Our little family is six months into living with an extra teen in the house. You might think it was our graciousness that led us to answer the all-call posted on the Minnetonka high school Facebook parents page: could somebody please host an Italian exchange student whose original family had backed out? “Just six weeks” —the post reeled us in— “You don’t have to do anything but make sure your temporary exchange student gets to and from school and has access to food” was the gist of it.
His name was Jacopo. Seventeen years old, an only child, Catholic, handsome, and academic. That’s all we knew. I told my husband and sophomore son that this was the time to do our part. That as Christians we open our home to people in tight spots.
The truth was, however, the request came the very same week we were shipping off my first-born daughter to college in Michigan. What was I going to do without my 18-year old’s smile, her laugh, and all her drama? Even running my own business, being involved in philanthropy, heading up a school prayer group, and barely surviving my daily Crossfit workouts did not take the place of real parenting.
As we Uber-Moms tend to do in the West Metro: when in doubt, add another activity! Offer to help plan that banquet! Chaperone the “half-day” field trip to ValleyFair! Host a foreign exchange student…why not?
And so, I prepared to take in another kid. With forty-eight hours and a couple hundred bucks, I turned the old guest bedroom into a dorm-style setup. Bright plastic milk crates for storage, fresh paint on the walls, and heavily-discounted bedding from Target did wonders. It was nearing midnight when I finished, preparing for the impending chaos of another teenager.
Except instead of adding to the thrilled frenzy of my overbooked days, Jacopo brought an unexpected calm and balance to our family life.
As it turns out, Jacopo is far ahead of most American teens, as far as life-skills are concerned. He does his own laundry, and irons a collared shirt for special occasions. He cleans his room and the bathroom. He loads and unloads the dishwasher without complaint. And my own 15-year old son quickly picked up on the new expectations, and his assistance with routine household tasks has improved significantly without me needing to nag. Imagine that. Meanwhile, my husband dubs our much-cleaner house—and spotless kitchen—“the Jacopo effect”.

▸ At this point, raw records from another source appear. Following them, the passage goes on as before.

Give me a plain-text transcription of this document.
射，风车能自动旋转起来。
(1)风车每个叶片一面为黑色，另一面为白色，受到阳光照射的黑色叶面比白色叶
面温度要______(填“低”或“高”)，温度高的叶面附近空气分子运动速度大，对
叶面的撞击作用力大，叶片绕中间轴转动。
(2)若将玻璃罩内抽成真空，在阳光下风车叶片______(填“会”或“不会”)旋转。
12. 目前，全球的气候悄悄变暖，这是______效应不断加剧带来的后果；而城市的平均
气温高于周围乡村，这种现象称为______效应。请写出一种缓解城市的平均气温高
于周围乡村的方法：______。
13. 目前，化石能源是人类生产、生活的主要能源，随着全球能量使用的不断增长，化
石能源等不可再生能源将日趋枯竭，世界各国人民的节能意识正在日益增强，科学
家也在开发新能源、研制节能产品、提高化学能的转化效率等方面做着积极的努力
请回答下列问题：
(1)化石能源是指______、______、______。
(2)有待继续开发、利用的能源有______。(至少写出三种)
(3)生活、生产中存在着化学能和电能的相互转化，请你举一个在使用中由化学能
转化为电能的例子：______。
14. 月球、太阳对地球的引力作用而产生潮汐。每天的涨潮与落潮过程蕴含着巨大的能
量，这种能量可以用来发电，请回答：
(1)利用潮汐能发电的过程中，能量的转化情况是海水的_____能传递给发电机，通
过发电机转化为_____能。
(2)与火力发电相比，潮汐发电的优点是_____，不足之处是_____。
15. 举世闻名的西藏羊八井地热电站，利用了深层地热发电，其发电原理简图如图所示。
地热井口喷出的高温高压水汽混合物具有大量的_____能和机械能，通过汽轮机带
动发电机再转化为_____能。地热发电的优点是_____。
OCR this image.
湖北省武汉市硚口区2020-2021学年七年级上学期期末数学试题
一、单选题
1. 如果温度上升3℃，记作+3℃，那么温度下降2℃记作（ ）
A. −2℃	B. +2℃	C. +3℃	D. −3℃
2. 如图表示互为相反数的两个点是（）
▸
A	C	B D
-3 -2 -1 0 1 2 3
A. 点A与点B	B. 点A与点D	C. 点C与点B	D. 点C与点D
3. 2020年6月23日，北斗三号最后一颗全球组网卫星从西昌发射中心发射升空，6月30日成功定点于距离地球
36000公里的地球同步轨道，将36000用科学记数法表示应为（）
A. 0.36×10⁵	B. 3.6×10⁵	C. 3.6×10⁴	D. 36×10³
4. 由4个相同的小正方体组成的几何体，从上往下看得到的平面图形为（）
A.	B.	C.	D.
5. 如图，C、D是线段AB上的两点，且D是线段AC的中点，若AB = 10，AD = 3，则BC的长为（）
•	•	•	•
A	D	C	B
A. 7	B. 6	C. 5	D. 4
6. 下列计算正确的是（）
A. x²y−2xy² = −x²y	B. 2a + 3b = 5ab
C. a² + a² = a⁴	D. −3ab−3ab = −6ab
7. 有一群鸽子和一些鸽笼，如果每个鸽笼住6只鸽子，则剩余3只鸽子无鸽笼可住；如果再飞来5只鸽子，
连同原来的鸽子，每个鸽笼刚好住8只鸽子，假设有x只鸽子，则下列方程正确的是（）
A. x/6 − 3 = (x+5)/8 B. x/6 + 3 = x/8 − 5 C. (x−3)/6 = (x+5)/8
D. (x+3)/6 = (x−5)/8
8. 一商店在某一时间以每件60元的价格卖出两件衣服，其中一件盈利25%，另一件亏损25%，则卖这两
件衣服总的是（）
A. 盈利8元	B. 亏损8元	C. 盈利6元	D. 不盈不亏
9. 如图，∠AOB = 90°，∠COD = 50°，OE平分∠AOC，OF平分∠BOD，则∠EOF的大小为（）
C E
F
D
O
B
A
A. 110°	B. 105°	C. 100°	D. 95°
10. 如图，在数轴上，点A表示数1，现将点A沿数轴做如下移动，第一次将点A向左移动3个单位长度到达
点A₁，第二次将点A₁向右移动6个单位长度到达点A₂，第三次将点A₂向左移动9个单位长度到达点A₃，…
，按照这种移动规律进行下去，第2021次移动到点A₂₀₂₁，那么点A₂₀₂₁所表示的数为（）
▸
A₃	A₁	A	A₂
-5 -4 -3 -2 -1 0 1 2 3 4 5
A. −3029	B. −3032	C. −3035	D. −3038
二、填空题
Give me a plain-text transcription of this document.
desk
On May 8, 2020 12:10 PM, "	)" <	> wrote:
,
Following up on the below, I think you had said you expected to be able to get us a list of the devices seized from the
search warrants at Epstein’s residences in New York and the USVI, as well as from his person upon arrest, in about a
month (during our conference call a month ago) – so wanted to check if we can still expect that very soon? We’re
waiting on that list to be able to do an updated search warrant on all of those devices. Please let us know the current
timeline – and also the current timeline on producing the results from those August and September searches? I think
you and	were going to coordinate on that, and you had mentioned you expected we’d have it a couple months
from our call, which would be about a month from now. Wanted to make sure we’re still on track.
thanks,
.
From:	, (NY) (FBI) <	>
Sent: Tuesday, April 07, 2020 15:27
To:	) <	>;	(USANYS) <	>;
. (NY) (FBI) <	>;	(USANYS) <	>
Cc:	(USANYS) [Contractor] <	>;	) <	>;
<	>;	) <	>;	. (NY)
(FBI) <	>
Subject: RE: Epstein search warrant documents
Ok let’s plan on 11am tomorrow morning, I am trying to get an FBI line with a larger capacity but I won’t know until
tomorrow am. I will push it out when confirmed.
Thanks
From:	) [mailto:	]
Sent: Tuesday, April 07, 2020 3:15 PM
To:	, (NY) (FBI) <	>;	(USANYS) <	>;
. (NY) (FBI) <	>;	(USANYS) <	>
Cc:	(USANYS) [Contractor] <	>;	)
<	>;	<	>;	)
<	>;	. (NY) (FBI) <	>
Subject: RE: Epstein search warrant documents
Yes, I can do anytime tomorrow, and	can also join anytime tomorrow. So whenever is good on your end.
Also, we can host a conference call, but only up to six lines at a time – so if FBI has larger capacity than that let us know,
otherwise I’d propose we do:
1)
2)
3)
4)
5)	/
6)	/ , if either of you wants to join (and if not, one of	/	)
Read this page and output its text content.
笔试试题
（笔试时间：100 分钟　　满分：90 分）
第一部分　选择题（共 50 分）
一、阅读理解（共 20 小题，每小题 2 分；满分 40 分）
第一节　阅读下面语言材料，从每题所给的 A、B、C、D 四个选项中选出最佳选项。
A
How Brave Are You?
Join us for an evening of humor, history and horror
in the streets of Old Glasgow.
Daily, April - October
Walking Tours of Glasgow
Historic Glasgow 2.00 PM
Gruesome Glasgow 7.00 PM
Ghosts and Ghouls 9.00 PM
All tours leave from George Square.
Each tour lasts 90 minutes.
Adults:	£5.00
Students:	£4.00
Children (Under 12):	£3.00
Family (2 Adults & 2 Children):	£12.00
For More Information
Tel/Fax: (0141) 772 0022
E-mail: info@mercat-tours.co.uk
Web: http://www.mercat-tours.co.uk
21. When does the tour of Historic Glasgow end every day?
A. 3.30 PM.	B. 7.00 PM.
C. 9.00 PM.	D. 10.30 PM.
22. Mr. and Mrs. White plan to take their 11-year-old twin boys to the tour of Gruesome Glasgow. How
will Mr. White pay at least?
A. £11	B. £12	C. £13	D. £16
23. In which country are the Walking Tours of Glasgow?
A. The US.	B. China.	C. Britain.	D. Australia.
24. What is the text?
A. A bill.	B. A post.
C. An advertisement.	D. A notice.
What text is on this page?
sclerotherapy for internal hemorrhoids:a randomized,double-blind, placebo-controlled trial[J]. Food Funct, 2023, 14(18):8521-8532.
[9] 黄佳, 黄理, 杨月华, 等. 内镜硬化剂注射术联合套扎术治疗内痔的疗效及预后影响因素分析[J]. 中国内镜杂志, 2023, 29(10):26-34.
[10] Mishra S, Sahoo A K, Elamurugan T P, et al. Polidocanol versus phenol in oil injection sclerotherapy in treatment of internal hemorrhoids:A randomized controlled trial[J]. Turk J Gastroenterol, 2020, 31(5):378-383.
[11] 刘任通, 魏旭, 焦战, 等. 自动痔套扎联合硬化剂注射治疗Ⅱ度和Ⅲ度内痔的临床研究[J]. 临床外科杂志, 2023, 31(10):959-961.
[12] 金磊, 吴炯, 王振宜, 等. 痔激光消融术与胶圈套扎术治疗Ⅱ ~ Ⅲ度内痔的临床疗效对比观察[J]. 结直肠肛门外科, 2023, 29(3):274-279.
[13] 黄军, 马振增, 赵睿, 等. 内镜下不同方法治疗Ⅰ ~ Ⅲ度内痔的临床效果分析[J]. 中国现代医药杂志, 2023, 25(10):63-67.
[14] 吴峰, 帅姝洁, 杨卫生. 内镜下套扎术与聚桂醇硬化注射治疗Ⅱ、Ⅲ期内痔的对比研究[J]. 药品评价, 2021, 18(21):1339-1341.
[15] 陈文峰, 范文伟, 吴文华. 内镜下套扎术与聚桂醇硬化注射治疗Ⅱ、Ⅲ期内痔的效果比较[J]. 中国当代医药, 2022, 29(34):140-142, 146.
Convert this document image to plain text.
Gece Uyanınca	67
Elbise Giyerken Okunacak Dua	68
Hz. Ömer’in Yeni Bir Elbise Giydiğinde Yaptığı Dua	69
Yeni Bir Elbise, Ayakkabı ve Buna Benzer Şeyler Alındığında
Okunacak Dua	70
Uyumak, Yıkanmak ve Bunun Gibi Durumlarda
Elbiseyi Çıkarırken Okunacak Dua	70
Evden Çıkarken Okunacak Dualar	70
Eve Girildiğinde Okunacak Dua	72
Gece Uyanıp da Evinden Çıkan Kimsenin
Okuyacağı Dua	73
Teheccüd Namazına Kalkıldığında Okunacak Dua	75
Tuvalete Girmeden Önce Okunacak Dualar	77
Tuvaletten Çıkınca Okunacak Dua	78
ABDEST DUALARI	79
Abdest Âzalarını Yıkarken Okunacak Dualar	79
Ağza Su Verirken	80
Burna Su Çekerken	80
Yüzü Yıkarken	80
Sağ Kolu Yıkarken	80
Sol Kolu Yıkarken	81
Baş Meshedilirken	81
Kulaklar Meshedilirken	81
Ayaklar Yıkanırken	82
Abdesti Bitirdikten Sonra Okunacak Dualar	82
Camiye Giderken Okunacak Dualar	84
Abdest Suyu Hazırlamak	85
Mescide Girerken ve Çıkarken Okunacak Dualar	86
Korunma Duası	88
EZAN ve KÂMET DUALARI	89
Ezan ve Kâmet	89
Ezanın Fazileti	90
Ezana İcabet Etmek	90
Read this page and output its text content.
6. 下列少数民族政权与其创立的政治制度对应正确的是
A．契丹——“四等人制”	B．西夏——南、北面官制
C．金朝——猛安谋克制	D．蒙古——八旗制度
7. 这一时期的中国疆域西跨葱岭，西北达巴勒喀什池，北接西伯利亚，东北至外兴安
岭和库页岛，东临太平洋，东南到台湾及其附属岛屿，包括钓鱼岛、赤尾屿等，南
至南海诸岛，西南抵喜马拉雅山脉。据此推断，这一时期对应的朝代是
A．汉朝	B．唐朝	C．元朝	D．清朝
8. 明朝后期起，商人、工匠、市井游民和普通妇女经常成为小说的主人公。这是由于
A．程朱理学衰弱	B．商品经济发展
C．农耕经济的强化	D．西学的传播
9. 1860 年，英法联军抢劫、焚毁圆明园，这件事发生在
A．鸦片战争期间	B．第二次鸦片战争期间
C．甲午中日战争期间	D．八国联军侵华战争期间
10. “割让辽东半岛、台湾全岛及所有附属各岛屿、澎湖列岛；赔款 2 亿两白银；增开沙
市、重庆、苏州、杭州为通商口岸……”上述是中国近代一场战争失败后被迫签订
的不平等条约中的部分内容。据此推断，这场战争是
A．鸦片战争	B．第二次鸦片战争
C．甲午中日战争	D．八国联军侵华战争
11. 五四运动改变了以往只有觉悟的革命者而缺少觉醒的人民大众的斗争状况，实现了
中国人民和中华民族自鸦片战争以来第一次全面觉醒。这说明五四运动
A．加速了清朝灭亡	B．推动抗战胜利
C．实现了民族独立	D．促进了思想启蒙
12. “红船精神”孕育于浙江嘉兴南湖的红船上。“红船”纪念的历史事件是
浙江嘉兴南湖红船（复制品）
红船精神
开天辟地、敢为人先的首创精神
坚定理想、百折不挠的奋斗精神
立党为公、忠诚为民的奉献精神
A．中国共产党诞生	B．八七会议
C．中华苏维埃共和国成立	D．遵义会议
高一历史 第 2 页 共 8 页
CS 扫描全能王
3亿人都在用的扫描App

Jacopo’s day looks so much different from what I’m used to seeing from typical American teens. He comes home at 3:05pm, and after saying a cheery hello and debriefing about the school day, plows straight through homework until 6:45pm, when we typically eat dinner. He does not check his phone, turn on Netflix, check Facebook, or visit with friends. Jacopo is always done with homework by 8pm, and enjoys visiting with us for an hour. He wants to discuss the events of the day, including politics or sports or religion. Those aren’t thirty-second topics. He doesn’t see the value in rushing off to a sports practice and cutting dinnertime short.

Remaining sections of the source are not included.